On Friday, Reuters alleged that RSA, one of the world's best known security brands, took $10 million from the NSA in the early 2000's, as part of a secret deal designed to help promote Dual EC_DRBG (Dual Elliptic Curve Deterministic Random Bit Generator) - a pseudo random number generator (PRNG), used during the creation of cryptographic keys.
Dual EC_DRBG was the default PRNG option when it came to generating cryptographic keys in RSA's BSAFE toolkit and Data Protection Manager. It remained the default until September 2013, when RSA encouraged customers to stop using it. RSA's warnings were issued after documents leaked by former NSA contractor Edward Snowden suggested that Dual EC_DRBG contained deliberate flaws that were likely placed there by the NSA. In the years prior, Dual EC_DRBG earned the scorn of critics who called it a poor choice as a PRNG option, and researchers who warned that it could be an NSA backdoor.
According to Reuters, the $10 million deal helped get Dual EC_DRBG approved by the NIST, and provided a sizable boost to the RSA's bottom line.
"Undisclosed until now was that RSA received $10 million in a deal that set the NSA formula as the preferred, or default, method for number generation in the BSafe software, according to two sources familiar with the contract. Although that sum might seem paltry, it represented more than a third of the revenue that the relevant division at RSA had taken in during the entire previous year, securities filings show."
However, in a statement issued on Sunday, RSA flat out denies the claims made by Reuters. But their statement actually sidesteps the issues raised.
"...We categorically deny this allegation... RSA, as a security company, never divulges details of customer engagements, but we also categorically state that we have never entered into any contract or engaged in any project with the intention of weakening RSA’s products, or introducing potential ‘backdoors’ into our products for anyone’s use."
The statement points out that RSA's relationship with the NSA, both as a vendor and active member of the security community, is public record.
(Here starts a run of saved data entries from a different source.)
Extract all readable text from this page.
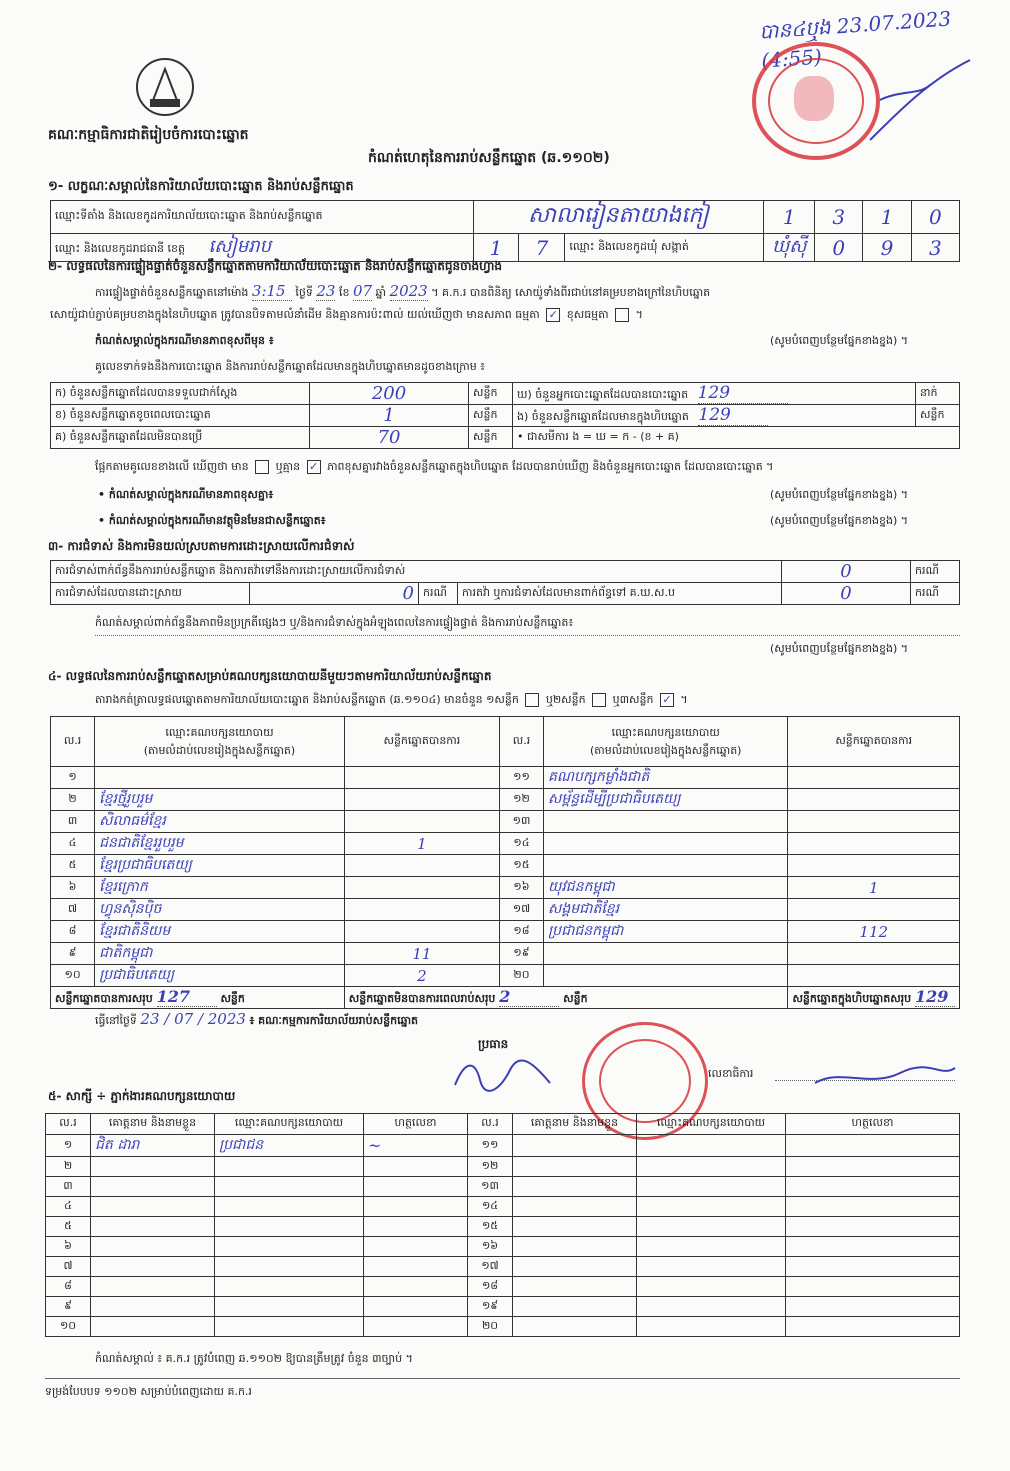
បាន៤ឬង 23.07.2023 (4:55)
គណៈកម្មាធិការជាតិរៀបចំការបោះឆ្នោត
កំណត់ហេតុនៃការរាប់សន្លឹកឆ្នោត (ឆ.១១០២)
១- លក្ខណៈសម្គាល់នៃការិយាល័យបោះឆ្នោត និងរាប់សន្លឹកឆ្នោត
ឈ្មោះទីតាំង និងលេខកូដការិយាល័យបោះឆ្នោត និងរាប់សន្លឹកឆ្នោត	សាលារៀនតាយាងកៀ			1	3	1	0
ឈ្មោះ និងលេខកូដរាជធានី ខេត្ត សៀមរាប	1	7	ឈ្មោះ និងលេខកូដឃុំ សង្កាត់	ឃុំស៊ី	0	9	3
២- លទ្ធផលនៃការផ្ទៀងផ្ទាត់ចំនួនសន្លឹកឆ្នោតតាមការិយាល័យបោះឆ្នោត និងរាប់សន្លឹកឆ្នោតជូនចាងហ្វាង
ការផ្ទៀងផ្ទាត់ចំនួនសន្លឹកឆ្នោតនៅម៉ោង 3:15 ថ្ងៃទី 23 ខែ 07 ឆ្នាំ 2023 ។ គ.ក.រ បានពិនិត្យ សោយ៉ូទាំងពីរជាប់នៅគម្របខាងក្រៅនៃហិបឆ្នោត
សោយ៉ូជាប់ភ្ជាប់គម្របខាងក្នុងនៃហិបឆ្នោត ត្រូវបានបិទតាមលំនាំដើម និងគ្មានការប៉ះពាល់ យល់ឃើញថា មានសភាព ធម្មតា ✓ ខុសធម្មតា  ។
កំណត់សម្គាល់ក្នុងករណីមានភាពខុសពីមុន ៖	(សូមបំពេញបន្ថែមផ្នែកខាងខ្នង) ។
គូលេខទាក់ទងនឹងការបោះឆ្នោត និងការរាប់សន្លឹកឆ្នោតដែលមានក្នុងហិបឆ្នោតមានដូចខាងក្រោម ៖
ក) ចំនួនសន្លឹកឆ្នោតដែលបានទទួលជាក់ស្តែង	200	សន្លឹក	ឃ) ចំនួនអ្នកបោះឆ្នោតដែលបានបោះឆ្នោត 129	នាក់
ខ) ចំនួនសន្លឹកឆ្នោតខូចពេលបោះឆ្នោត	1	សន្លឹក	ង) ចំនួនសន្លឹកឆ្នោតដែលមានក្នុងហិបឆ្នោត 129	សន្លឹក
គ) ចំនួនសន្លឹកឆ្នោតដែលមិនបានប្រើ	70	សន្លឹក	• ជាសមីការ ង = ឃ = ក - (ខ + គ)	
ផ្អែកតាមគូលេខខាងលើ ឃើញថា មាន ឬគ្មាន ✓ ភាពខុសគ្នារវាងចំនួនសន្លឹកឆ្នោតក្នុងហិបឆ្នោត ដែលបានរាប់ឃើញ និងចំនួនអ្នកបោះឆ្នោត ដែលបានបោះឆ្នោត ។
• កំណត់សម្គាល់ក្នុងករណីមានភាពខុសគ្នា៖	(សូមបំពេញបន្ថែមផ្នែកខាងខ្នង) ។
• កំណត់សម្គាល់ក្នុងករណីមានវត្ថុមិនមែនជាសន្លឹកឆ្នោត៖	(សូមបំពេញបន្ថែមផ្នែកខាងខ្នង) ។
៣- ការជំទាស់ និងការមិនយល់ស្របតាមការដោះស្រាយលើការជំទាស់
ការជំទាស់ពាក់ព័ន្ធនឹងការរាប់សន្លឹកឆ្នោត និងការតវ៉ាទៅនឹងការដោះស្រាយលើការជំទាស់				0	ករណី
ការជំទាស់ដែលបានដោះស្រាយ	0	ករណី	ការតវ៉ា ឬការជំទាស់ដែលមានពាក់ព័ន្ធទៅ គ.ឃ.ស.ប	0	ករណី
កំណត់សម្គាល់ពាក់ព័ន្ធនឹងភាពមិនប្រក្រតីផ្សេងៗ ឬ/និងការជំទាស់ក្នុងអំឡុងពេលនៃការផ្ទៀងផ្ទាត់ និងការរាប់សន្លឹកឆ្នោត៖
(សូមបំពេញបន្ថែមផ្នែកខាងខ្នង) ។
៤- លទ្ធផលនៃការរាប់សន្លឹកឆ្នោតសម្រាប់គណបក្សនយោបាយនីមួយៗតាមការិយាល័យរាប់សន្លឹកឆ្នោត
តារាងកត់ត្រាលទ្ធផលឆ្នោតតាមការិយាល័យបោះឆ្នោត និងរាប់សន្លឹកឆ្នោត (ឆ.១១០៤) មានចំនួន ១សន្លឹក ឬ២សន្លឹក ឬ៣សន្លឹក ✓ ។
ល.រ	ឈ្មោះគណបក្សនយោបាយ
(តាមលំដាប់លេខរៀងក្នុងសន្លឹកឆ្នោត)	សន្លឹកឆ្នោតបានការ	ល.រ	ឈ្មោះគណបក្សនយោបាយ
(តាមលំដាប់លេខរៀងក្នុងសន្លឹកឆ្នោត)	សន្លឹកឆ្នោតបានការ
១			១១	គណបក្សកម្លាំងជាតិ	
២	ខ្មែរថ្មីរួបរួម		១២	សម្ព័ន្ធដើម្បីប្រជាធិបតេយ្យ	
៣	សិលាធម៌ខ្មែរ		១៣		
៤	ជនជាតិខ្មែររួបរួម	1	១៤		
៥	ខ្មែរប្រជាធិបតេយ្យ		១៥		
៦	ខ្មែរក្រោក		១៦	យុវជនកម្ពុជា	1
៧	ហ្វុនស៊ិនប៉ិច		១៧	សង្គមជាតិខ្មែរ	
៨	ខ្មែរជាតិនិយម		១៨	ប្រជាជនកម្ពុជា	112
៩	ជាតិកម្ពុជា	11	១៩		
១០	ប្រជាធិបតេយ្យ	2	២០		
សន្លឹកឆ្នោតបានការសរុប 127 សន្លឹក		សន្លឹកឆ្នោតមិនបានការពេលរាប់សរុប 2 សន្លឹក			សន្លឹកឆ្នោតក្នុងហិបឆ្នោតសរុប 129
ធ្វើនៅថ្ងៃទី 23 / 07 / 2023 ៖ គណៈកម្មការការិយាល័យរាប់សន្លឹកឆ្នោត
ប្រធាន
លេខាធិការ
៥- សាក្សី ÷ ភ្នាក់ងារគណបក្សនយោបាយ
ល.រ	គោត្តនាម និងនាមខ្លួន	ឈ្មោះគណបក្សនយោបាយ	ហត្ថលេខា	ល.រ	គោត្តនាម និងនាមខ្លួន	ឈ្មោះគណបក្សនយោបាយ	ហត្ថលេខា
១	ជិត ដារា	ប្រជាជន	~	១១			
២				១២			
៣				១៣			
៤				១៤			
៥				១៥			
៦				១៦			
៧				១៧			
៨				១៨			
៩				១៩			
១០				២០			
កំណត់សម្គាល់ ៖ គ.ក.រ ត្រូវបំពេញ ឆ.១១០២ ឱ្យបានត្រឹមត្រូវ ចំនួន ៣ច្បាប់ ។
ទម្រង់បែបបទ ១១០២ សម្រាប់បំពេញដោយ គ.ក.រ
When concerns were raised about Dual EC-DRBG in 2007, the statement says that RSA relied "upon NIST as the arbiter of that discussion" at the time, and that they followed NIST's recommendations years later when it came to discouraging the algorithm's usage.
However, if one were to read the statement again, you'd focus on the line where RSA says that they have "...never entered into any contract or engaged in any project with the intention of weakening RSA’s products..."
This statement doesn't deny that RSA's products were weakened by the use of Dual EC_DRBG, just that there was no intention to do so. In fact, the statement says that RSA trusted the NSA at their word:
"...At that time, the NSA had a trusted role in the community-wide effort to strengthen, not weaken, encryption..."
So here, it seems as if RSA confirms they were paid to use Dual EC_DRBG, but they didn't know it was broken, because they trusted the NSA. This also jives with what insiders familiar with the deal told Reuters, as they claimed that the NSA misrepresented themselves. In fact, based on the statement's wording, the only thing denied is the notion that the agreement with the NSA was a secret.
All things considered, it could be said that RSA didn't intentionally use a broken algorithm in their products. They used it without understanding it fully, for what seems to be a $10 million boost to the bottom line. Otherwise, their blind trust in the NSA has come back to haunt them years later, when it's revealed that they were betrayed by a trusted source and customer.